There are times that make you wonder how NBC Universal has survived this long, with its almost preternatural ability to screw up the most basic concepts. This is the company that freaked out about YouTube
, even when YouTube specifically helped revive interest
in shows like Saturday Night Live after the Lazy Sunday
video went viral five years ago. This is the same company that was proud
of the fact that they made it hard for people to watch the Olympics online -- even though NBC's own data
showed that as more people watched online, it actually drove more people to watch on TV. Of course, this is also the company who has lobbied the government for greater protections, claiming that piracy hurts corn farmers
and that more money should be spent stopping piracy than fighting bank robbers
. And, most recently, it was the company that fired the guy
who uploaded the amusing Today Show clip of Bryant Gumbel and Katie Couric discovering the internet.
But, apparently, no single moment seems to cement in people's minds the cluelessness of NBC more than the firing of Conan O'Brien.
Of course, out of that situation, O'Brien has emerged stronger than ever in many ways and a large part of that has been his somewhat unexpected and (initially) hesitant embrace of social media. Fortune has a wonderful article describing the details of what they call "Conan 2.0,"
which is fascinating in many ways -- including the many ways in which things are so different than when he was an employee at NBC. But the story that stood out most to me was how, soon after Conan started using Twitter, NBC threatened him and wanted him to shut down the account.
You may recall that as part of his separation package from NBC, Conan had to sign a deal that kept him off network TV for a while and forbade him from disparaging the network. But it said nothing about the internet -- in part because the folks at NBC still live in a TV centric world where they didn't even think
about the internet as an issue. So the whole Twitter thing took them by surprise:
"What was interesting about it," points out O'Brien, "is that all the legal prohibitions were coming from people in the old media. They were saying you can't do all these things, and pretty quickly we realized, 'Wait a minute!' Someone said, 'Does that include Twitter? No. It doesn't include Twitter.' And so I started tweeting."
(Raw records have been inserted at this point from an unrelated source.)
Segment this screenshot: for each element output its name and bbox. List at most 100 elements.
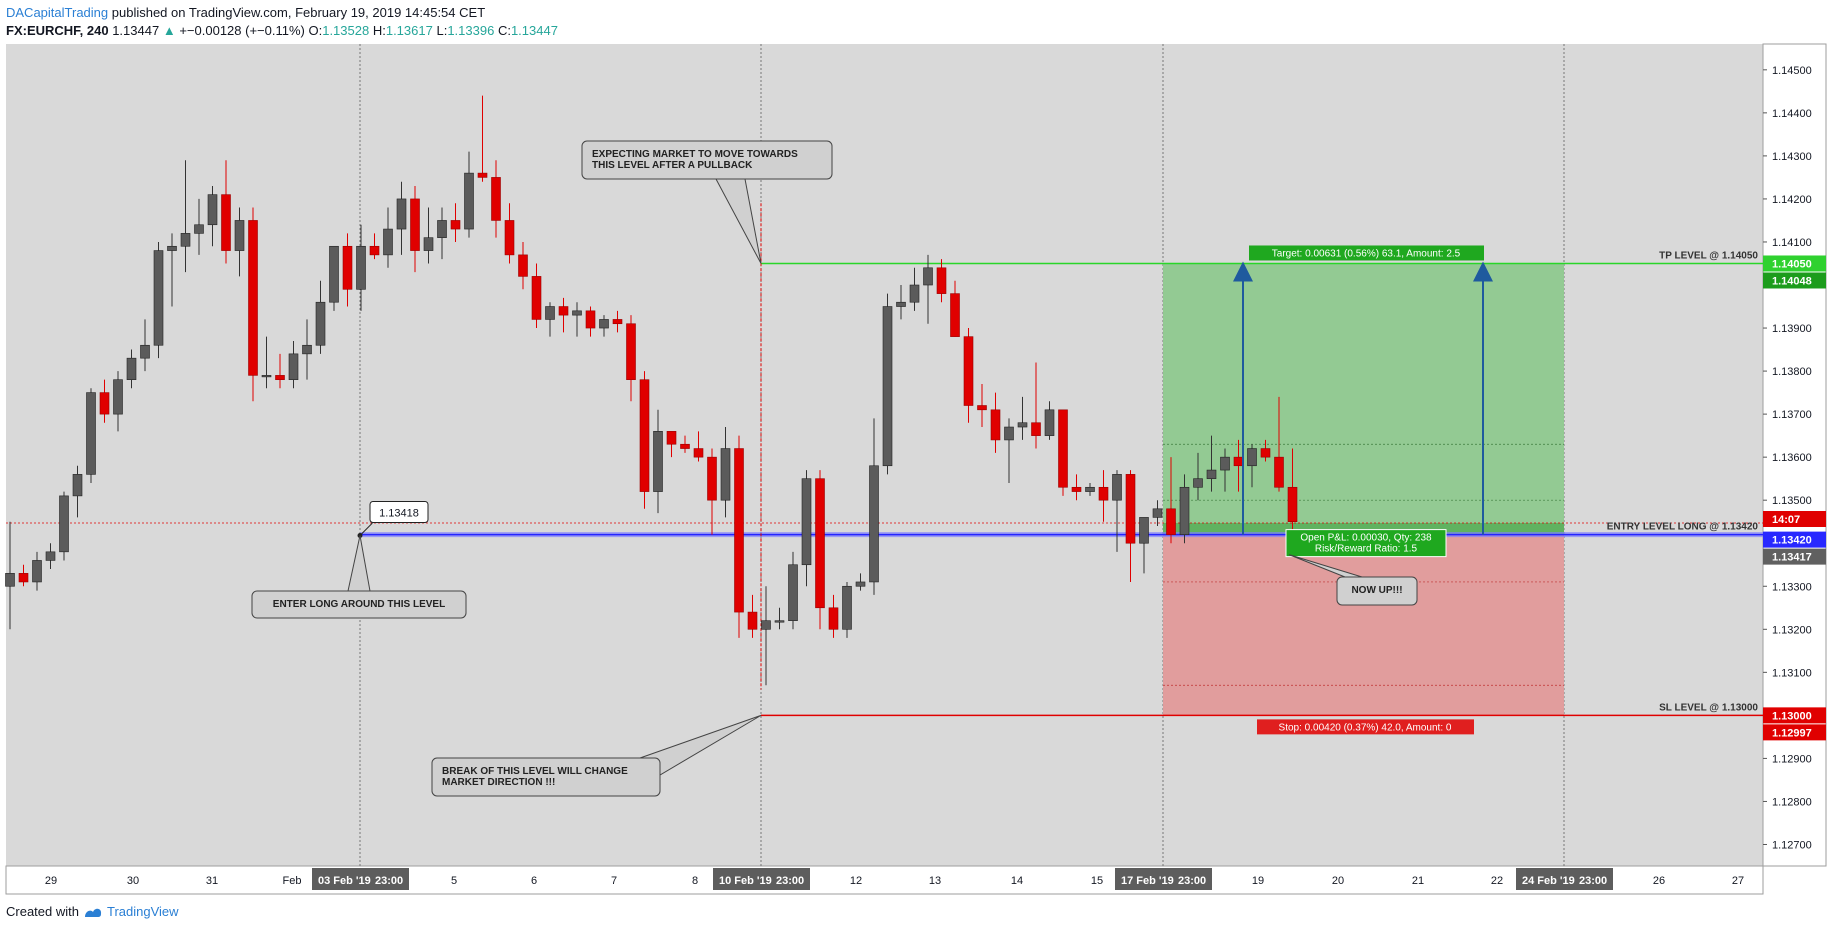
candle xyxy=(1260,439,1271,462)
candle-body xyxy=(1058,409,1068,488)
candle xyxy=(572,302,582,337)
price-badge xyxy=(1763,707,1826,724)
candle xyxy=(1058,409,1068,496)
x-tick-label: 29 xyxy=(45,875,57,887)
y-tick-label: 1.12900 xyxy=(1772,753,1812,765)
candle xyxy=(437,207,447,260)
x-tick-label: 5 xyxy=(451,875,457,887)
candle-body xyxy=(167,245,177,251)
candle xyxy=(302,319,312,380)
candle-body xyxy=(99,392,110,415)
candle-body xyxy=(410,198,420,251)
candle xyxy=(761,586,771,686)
x-tick-label: 30 xyxy=(127,875,139,887)
x-tick-label: 12 xyxy=(850,875,862,887)
candle xyxy=(1152,500,1163,527)
time-badge xyxy=(1115,868,1212,890)
candle xyxy=(909,267,920,311)
close-label: C: xyxy=(497,23,511,38)
callout-break-text: MARKET DIRECTION !!! xyxy=(442,777,555,788)
high-label: H: xyxy=(372,23,386,38)
candle xyxy=(86,388,96,483)
y-tick-label: 1.13900 xyxy=(1772,323,1812,335)
y-tick-label: 1.13600 xyxy=(1772,452,1812,464)
candle xyxy=(1139,517,1149,574)
candle-body xyxy=(140,344,150,359)
tradingview-link[interactable]: TradingView xyxy=(106,904,179,919)
candle-body xyxy=(342,245,353,290)
author-link[interactable]: DACapitalTrading xyxy=(6,5,109,20)
price-badge xyxy=(1763,510,1826,527)
x-tick-label: 8 xyxy=(692,875,698,887)
candle xyxy=(1220,448,1230,492)
published-text: published on TradingView.com, February 1… xyxy=(111,5,486,20)
y-tick-label: 1.13700 xyxy=(1772,409,1812,421)
candle xyxy=(1287,448,1298,544)
candle xyxy=(599,315,609,337)
y-tick-label: 1.12700 xyxy=(1772,839,1812,851)
candle-body xyxy=(1287,486,1298,523)
y-tick-label: 1.14100 xyxy=(1772,237,1812,249)
overlays: Target: 0.00631 (0.56%) 63.1, Amount: 2.… xyxy=(251,140,1493,797)
candle-body xyxy=(369,245,380,256)
candle xyxy=(383,207,393,268)
candle xyxy=(1166,457,1176,544)
candle xyxy=(1004,418,1014,483)
candle-body xyxy=(248,220,258,376)
candle-body xyxy=(774,620,785,623)
y-tick-label: 1.14400 xyxy=(1772,108,1812,120)
candle-body xyxy=(1179,486,1190,535)
time-badge-time: 23:00 xyxy=(1178,875,1206,887)
candle-body xyxy=(45,551,56,561)
time-badge xyxy=(1516,868,1613,890)
candle xyxy=(1017,396,1028,440)
candle xyxy=(950,280,960,337)
candle-body xyxy=(788,564,798,621)
candle xyxy=(221,160,231,264)
x-tick-label: 20 xyxy=(1332,875,1344,887)
candle xyxy=(1071,474,1082,501)
price-badge-label: 1.14050 xyxy=(1772,258,1812,270)
candle xyxy=(882,293,893,475)
candle xyxy=(1125,470,1136,582)
time-badge-date: 24 Feb '19 xyxy=(1522,875,1575,887)
candle-body xyxy=(639,379,650,492)
candle xyxy=(1193,452,1203,501)
candle xyxy=(774,607,785,630)
candle-body xyxy=(59,495,69,553)
candle-body xyxy=(18,573,29,583)
candle xyxy=(666,431,677,458)
candle-body xyxy=(1193,478,1203,488)
candle xyxy=(1274,396,1284,492)
candle-body xyxy=(396,198,407,230)
entry-marker-box xyxy=(369,500,429,523)
candle xyxy=(369,233,380,260)
candle xyxy=(356,224,366,311)
x-tick-label: 7 xyxy=(611,875,617,887)
callout-nowup-box xyxy=(1336,576,1418,606)
symbol-label[interactable]: FX:EURCHF, 240 xyxy=(6,23,109,38)
chart-header: DACapitalTrading published on TradingVie… xyxy=(6,4,558,40)
candle-body xyxy=(869,465,879,583)
target-label-bg xyxy=(1249,245,1484,261)
price-badge-label: 1.13000 xyxy=(1772,710,1812,722)
candle xyxy=(59,491,69,561)
x-tick-label: 15 xyxy=(1091,875,1103,887)
candle-body xyxy=(1139,517,1149,544)
y-tick-label: 1.13500 xyxy=(1772,495,1812,507)
candle xyxy=(680,435,690,453)
candle-body xyxy=(936,267,947,294)
candle xyxy=(977,383,987,428)
price-badge-label: 1.13420 xyxy=(1772,535,1812,547)
candle xyxy=(248,207,258,402)
candle xyxy=(1031,362,1041,449)
candle xyxy=(626,315,636,402)
candle xyxy=(342,233,353,307)
candle xyxy=(167,233,177,307)
y-tick-label: 1.13200 xyxy=(1772,624,1812,636)
time-axis[interactable] xyxy=(5,865,1764,895)
candle xyxy=(693,431,704,462)
position-zones xyxy=(1163,263,1564,716)
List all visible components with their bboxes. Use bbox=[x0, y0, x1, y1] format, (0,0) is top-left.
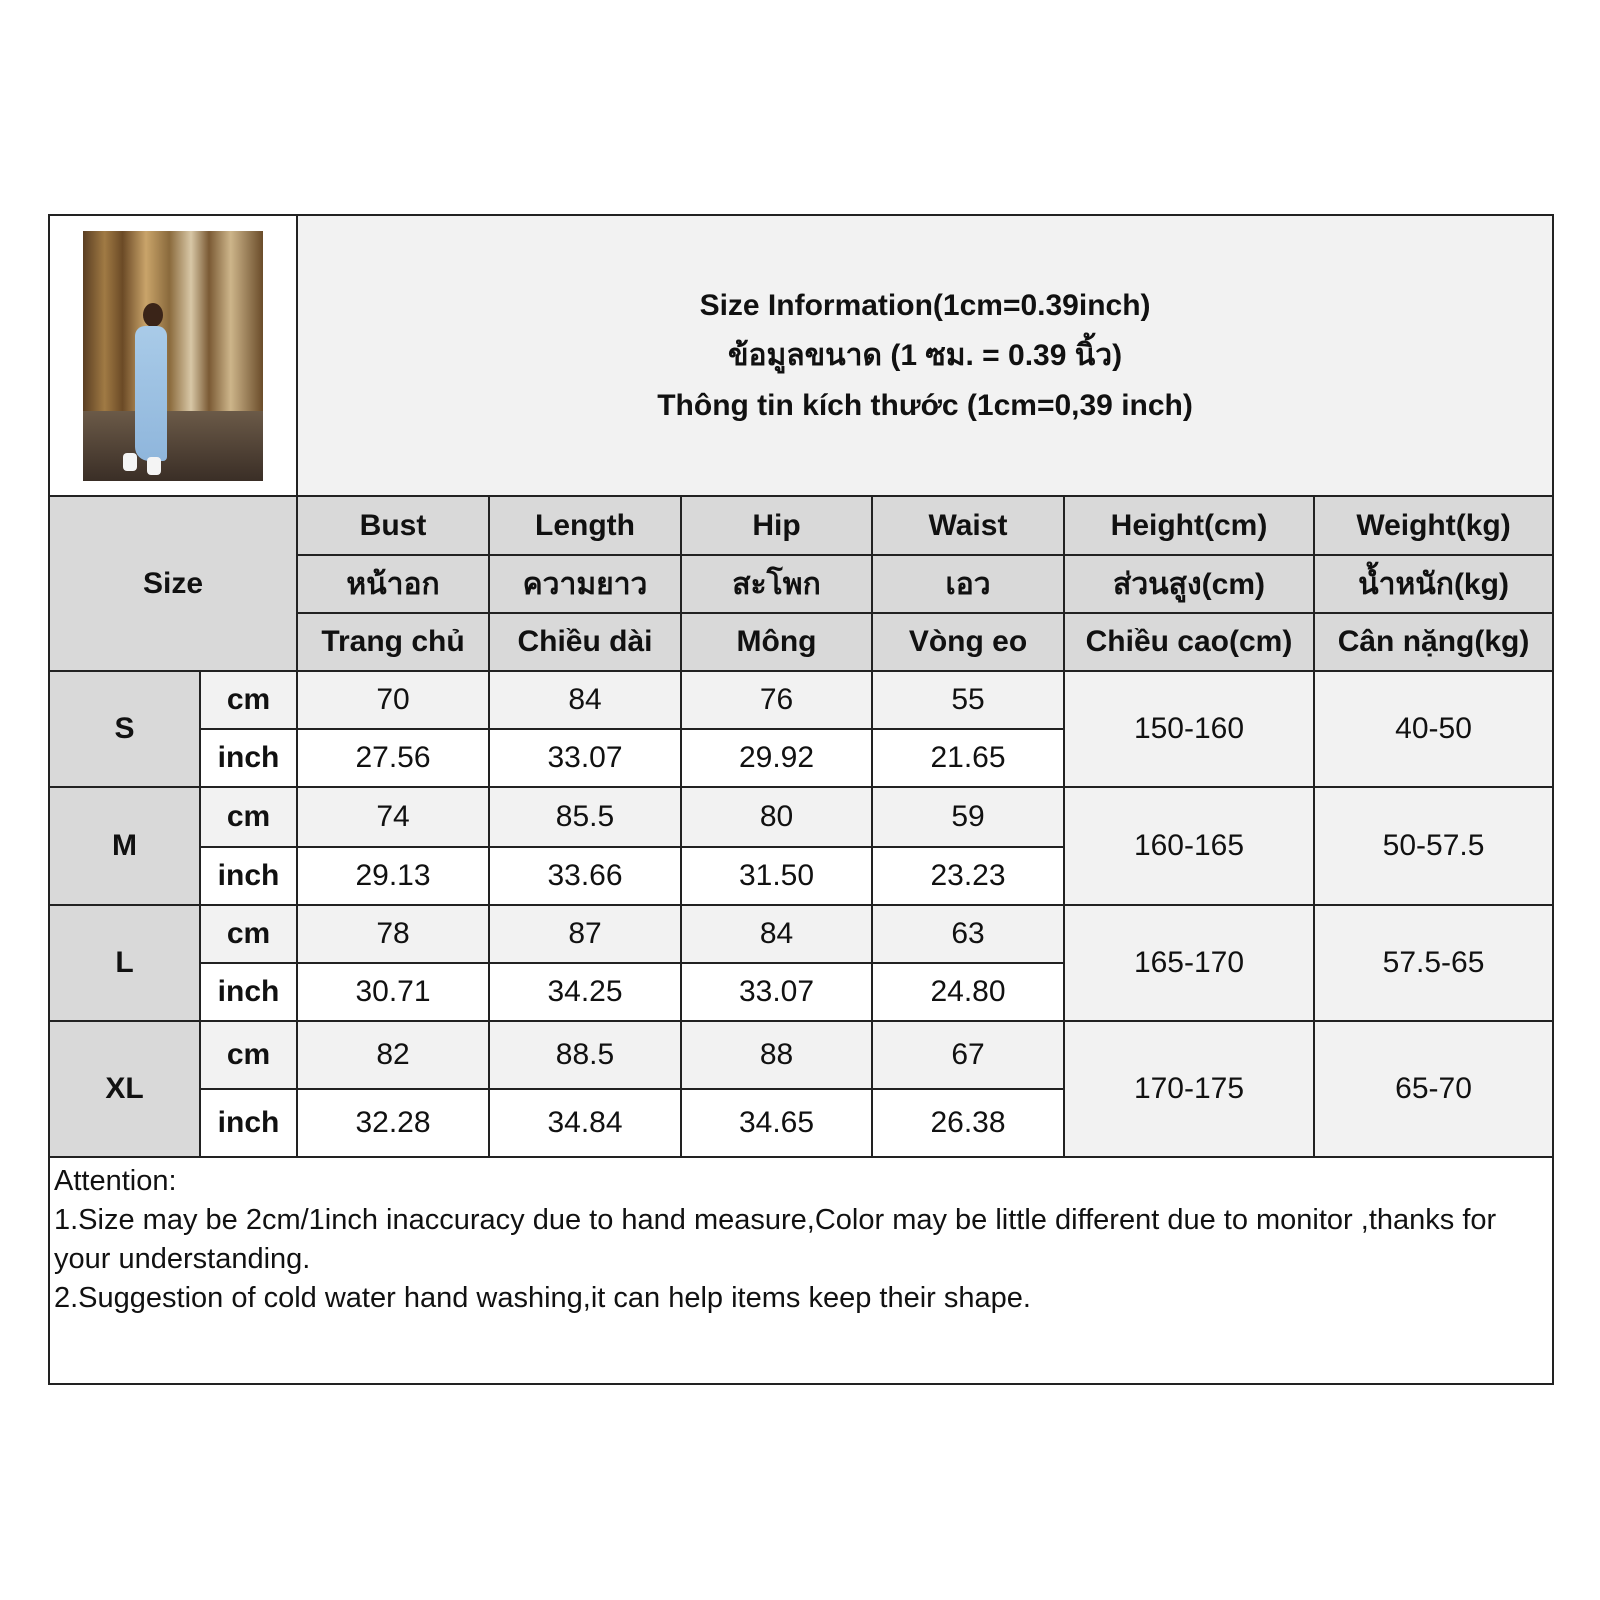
unit-label-inch: inch bbox=[199, 728, 298, 788]
weight-range: 50-57.5 bbox=[1312, 786, 1555, 906]
value-inch: 31.50 bbox=[680, 846, 873, 906]
value-cm: 55 bbox=[871, 670, 1065, 730]
size-name: XL bbox=[48, 1020, 201, 1158]
col-header-th: ส่วนสูง(cm) bbox=[1063, 554, 1315, 614]
value-inch: 23.23 bbox=[871, 846, 1065, 906]
col-header-th: หน้าอก bbox=[296, 554, 490, 614]
value-inch: 33.07 bbox=[488, 728, 682, 788]
value-cm: 85.5 bbox=[488, 786, 682, 848]
col-header-en: Height(cm) bbox=[1063, 495, 1315, 556]
value-cm: 63 bbox=[871, 904, 1065, 964]
col-header-vi: Chiều cao(cm) bbox=[1063, 612, 1315, 672]
unit-label-inch: inch bbox=[199, 962, 298, 1022]
col-header-th: เอว bbox=[871, 554, 1065, 614]
size-header: Size bbox=[48, 495, 298, 672]
col-header-th: สะโพก bbox=[680, 554, 873, 614]
col-header-en: Weight(kg) bbox=[1312, 495, 1555, 556]
col-header-th: ความยาว bbox=[488, 554, 682, 614]
title-vietnamese: Thông tin kích thước (1cm=0,39 inch) bbox=[657, 388, 1193, 422]
product-photo bbox=[83, 230, 263, 481]
value-inch: 29.92 bbox=[680, 728, 873, 788]
title-english: Size Information(1cm=0.39inch) bbox=[699, 288, 1151, 322]
value-cm: 88 bbox=[680, 1020, 873, 1090]
value-inch: 34.65 bbox=[680, 1088, 873, 1158]
table-row: inch 27.56 33.07 29.92 21.65 bbox=[49, 728, 1553, 788]
attention-notes: Attention: 1.Size may be 2cm/1inch inacc… bbox=[47, 1156, 1555, 1385]
value-cm: 87 bbox=[488, 904, 682, 964]
size-chart-table: Size Information(1cm=0.39inch) ข้อมูลขนา… bbox=[47, 214, 1555, 1385]
value-inch: 24.80 bbox=[871, 962, 1065, 1022]
value-cm: 78 bbox=[296, 904, 490, 964]
col-header-vi: Vòng eo bbox=[871, 612, 1065, 672]
unit-label-cm: cm bbox=[199, 1020, 298, 1090]
unit-label-cm: cm bbox=[199, 786, 298, 848]
height-range: 160-165 bbox=[1063, 786, 1315, 906]
col-header-th: น้ำหนัก(kg) bbox=[1312, 554, 1555, 614]
size-info-title: Size Information(1cm=0.39inch) ข้อมูลขนา… bbox=[295, 214, 1555, 497]
value-cm: 80 bbox=[680, 786, 873, 848]
col-header-vi: Trang chủ bbox=[296, 612, 490, 672]
attention-heading: Attention: bbox=[54, 1165, 177, 1197]
value-inch: 21.65 bbox=[871, 728, 1065, 788]
table-row: XL cm 82 88.5 88 67 170-175 65-70 bbox=[48, 1020, 1555, 1158]
value-cm: 82 bbox=[296, 1020, 490, 1090]
height-range: 165-170 bbox=[1063, 904, 1315, 1022]
value-cm: 88.5 bbox=[488, 1020, 682, 1090]
value-inch: 26.38 bbox=[871, 1088, 1065, 1158]
value-cm: 84 bbox=[680, 904, 873, 964]
col-header-en: Hip bbox=[680, 495, 873, 556]
table-row: inch 32.28 34.84 34.65 26.38 bbox=[49, 1088, 1553, 1158]
unit-label-inch: inch bbox=[199, 846, 298, 906]
size-name: M bbox=[48, 786, 201, 906]
size-name: L bbox=[48, 904, 201, 1022]
col-header-vi: Mông bbox=[680, 612, 873, 672]
height-range: 150-160 bbox=[1063, 670, 1315, 788]
value-inch: 33.07 bbox=[680, 962, 873, 1022]
value-cm: 74 bbox=[296, 786, 490, 848]
unit-label-cm: cm bbox=[199, 670, 298, 730]
attention-note-1: 1.Size may be 2cm/1inch inaccuracy due t… bbox=[54, 1204, 1497, 1275]
value-cm: 76 bbox=[680, 670, 873, 730]
height-range: 170-175 bbox=[1063, 1020, 1315, 1158]
weight-range: 57.5-65 bbox=[1312, 904, 1555, 1022]
value-cm: 67 bbox=[871, 1020, 1065, 1090]
value-cm: 84 bbox=[488, 670, 682, 730]
value-inch: 29.13 bbox=[296, 846, 490, 906]
product-photo-cell bbox=[48, 214, 298, 497]
unit-label-inch: inch bbox=[199, 1088, 298, 1158]
attention-note-2: 2.Suggestion of cold water hand washing,… bbox=[54, 1282, 1031, 1314]
title-thai: ข้อมูลขนาด (1 ซม. = 0.39 นิ้ว) bbox=[727, 338, 1123, 372]
col-header-vi: Chiều dài bbox=[488, 612, 682, 672]
unit-label-cm: cm bbox=[199, 904, 298, 964]
col-header-en: Waist bbox=[871, 495, 1065, 556]
value-inch: 34.25 bbox=[488, 962, 682, 1022]
col-header-en: Length bbox=[488, 495, 682, 556]
value-inch: 33.66 bbox=[488, 846, 682, 906]
value-inch: 32.28 bbox=[296, 1088, 490, 1158]
value-inch: 34.84 bbox=[488, 1088, 682, 1158]
value-inch: 27.56 bbox=[296, 728, 490, 788]
size-name: S bbox=[48, 670, 201, 788]
table-row: inch 30.71 34.25 33.07 24.80 bbox=[49, 962, 1553, 1022]
table-row: inch 29.13 33.66 31.50 23.23 bbox=[49, 846, 1553, 906]
value-cm: 59 bbox=[871, 786, 1065, 848]
col-header-en: Bust bbox=[296, 495, 490, 556]
weight-range: 40-50 bbox=[1312, 670, 1555, 788]
col-header-vi: Cân nặng(kg) bbox=[1312, 612, 1555, 672]
value-inch: 30.71 bbox=[296, 962, 490, 1022]
weight-range: 65-70 bbox=[1312, 1020, 1555, 1158]
value-cm: 70 bbox=[296, 670, 490, 730]
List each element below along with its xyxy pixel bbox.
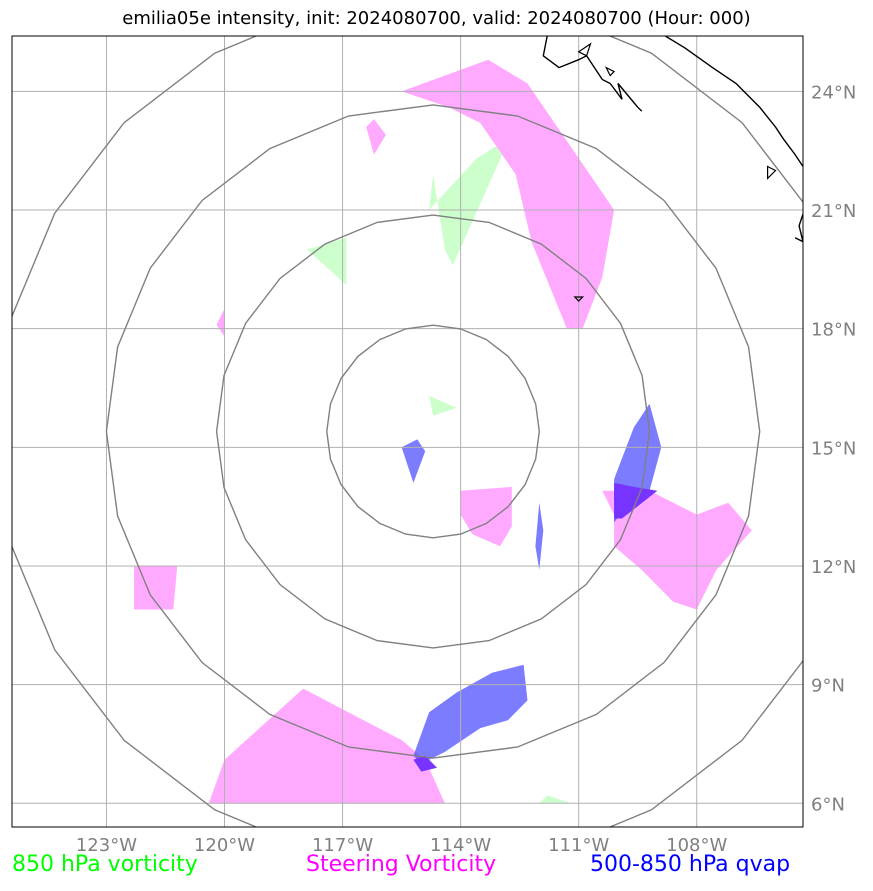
lat-tick-label: 6°N bbox=[811, 794, 845, 815]
island-outline bbox=[573, 296, 585, 302]
range-ring bbox=[105, 104, 761, 759]
axis-ticks: 123°W 120°W 117°W 114°W 111°W 108°W 6°N 9°N 12°N… bbox=[76, 82, 857, 856]
chart-title: emilia05e intensity, init: 2024080700, v… bbox=[122, 8, 751, 29]
vort850-area bbox=[429, 395, 457, 416]
coastline bbox=[542, 36, 643, 112]
steering-vorticity-area bbox=[216, 308, 225, 337]
lat-tick-label: 12°N bbox=[811, 557, 856, 578]
steering-vorticity-area bbox=[460, 486, 512, 547]
range-ring bbox=[12, 36, 803, 827]
steering-vorticity-area bbox=[134, 566, 178, 610]
range-ring bbox=[326, 324, 541, 539]
legend-steering: Steering Vorticity bbox=[306, 852, 497, 877]
vort850-area bbox=[307, 237, 347, 286]
plot-frame bbox=[11, 35, 804, 828]
lat-tick-label: 9°N bbox=[811, 676, 845, 697]
steering-vorticity-area bbox=[366, 119, 386, 155]
legend-qvap: 500-850 hPa qvap bbox=[590, 852, 791, 877]
island-outline bbox=[577, 42, 592, 57]
steering-vorticity-area bbox=[602, 490, 752, 610]
steering-vorticity-area bbox=[208, 688, 445, 804]
lat-tick-label: 18°N bbox=[811, 320, 856, 341]
coastline bbox=[664, 36, 803, 167]
plot-area bbox=[12, 36, 803, 827]
lon-tick-label: 108°W bbox=[666, 835, 727, 856]
qvap-area bbox=[535, 502, 544, 570]
qvap-area bbox=[413, 664, 528, 764]
vort850-area bbox=[429, 130, 520, 266]
steering-vorticity-area bbox=[401, 59, 615, 329]
lon-tick-label: 114°W bbox=[430, 835, 491, 856]
lon-tick-label: 111°W bbox=[548, 835, 609, 856]
lon-tick-label: 123°W bbox=[76, 835, 137, 856]
coastline bbox=[794, 213, 803, 243]
vort850-area bbox=[539, 795, 571, 804]
island-outline bbox=[766, 165, 777, 180]
qvap-steering-overlap-area bbox=[413, 755, 437, 772]
qvap-steering-overlap-area bbox=[614, 482, 658, 519]
legend-vort850: 850 hPa vorticity bbox=[12, 852, 198, 877]
lat-tick-label: 21°N bbox=[811, 201, 856, 222]
lon-tick-label: 117°W bbox=[312, 835, 373, 856]
qvap-area bbox=[401, 439, 426, 483]
island-outline bbox=[604, 66, 616, 77]
lon-tick-label: 120°W bbox=[194, 835, 255, 856]
lat-tick-label: 24°N bbox=[811, 82, 856, 103]
range-ring bbox=[215, 214, 651, 649]
lat-tick-label: 15°N bbox=[811, 438, 856, 459]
Just as quickly, O'Brien's team began to hear that NBC was far from happy. "The network isn't crazy about you tweeting. They're not sure that's cool," O'Brien recalls being told. His response was simple: "Tell them I would be thrilled if they shut down my Twitter account. I'd love it if that got out. You think PR's been bad up till now? Wait till you take away my Twitter account."
The article then goes on to highlight how much more digitally connected O'Brien and his team have become, even to their own surprise. For example, while they had originally planned an ad budget to advertise O'Brien's standup tour last year, instead they decided to just mention it on Twitter. They figured if that failed, they could easily go back to traditional advertising. Turns out they didn't need to. Within hours of the first tweet about the tour, they had sold out two shows at Radio City Music Hall (which holds over 6,000 people). The first day alone they sold 120,000 tickets. The entire tour sold out within a few days -- with no money spent on advertising.
The other interesting bit -- that also shows a massive difference from NBC -- is how his team deals with online clips of his show. Rather than hoarding it, they get stuff online quickly and spread it widely:
Team Coco, not TBS, chooses which clips to use, edits them, and posts them. Preview clips from each night's taping go up an hour before the show's East Coast broadcast; within an hour after the show's West Coast broadcast more than a half-dozen clips from that night's show are posted on its site and Facebook, and linked to via Twitter; and the full show is viewable online the next day at 11 a.m. Eastern time. Last year at The Tonight Show Bleyaert had tried to get pre-show clips posted, but even that seemingly simple idea was difficult to execute because NBC.com ran the show's site, and putting up such clips wasn't part of its normal workflow process. "After the experience that we had at NBC, we wanted to be in control," says O'Brien's agent, Rosen. "We wanted the freedom to exploit our content."
Part of the reason this works is the structure of the deal with TBS. Basically, TBS is just a distribution partner
, rather than the owner of the show. O'Brien's company owns the show and has full creative control, and can control all of the digital experience. The video player they use is their own -- not one from TBS. The whole article is really quite fascinating and worth reading, as it shows how embracing social media and what fans want in a really strong way can pay back amazing dividends.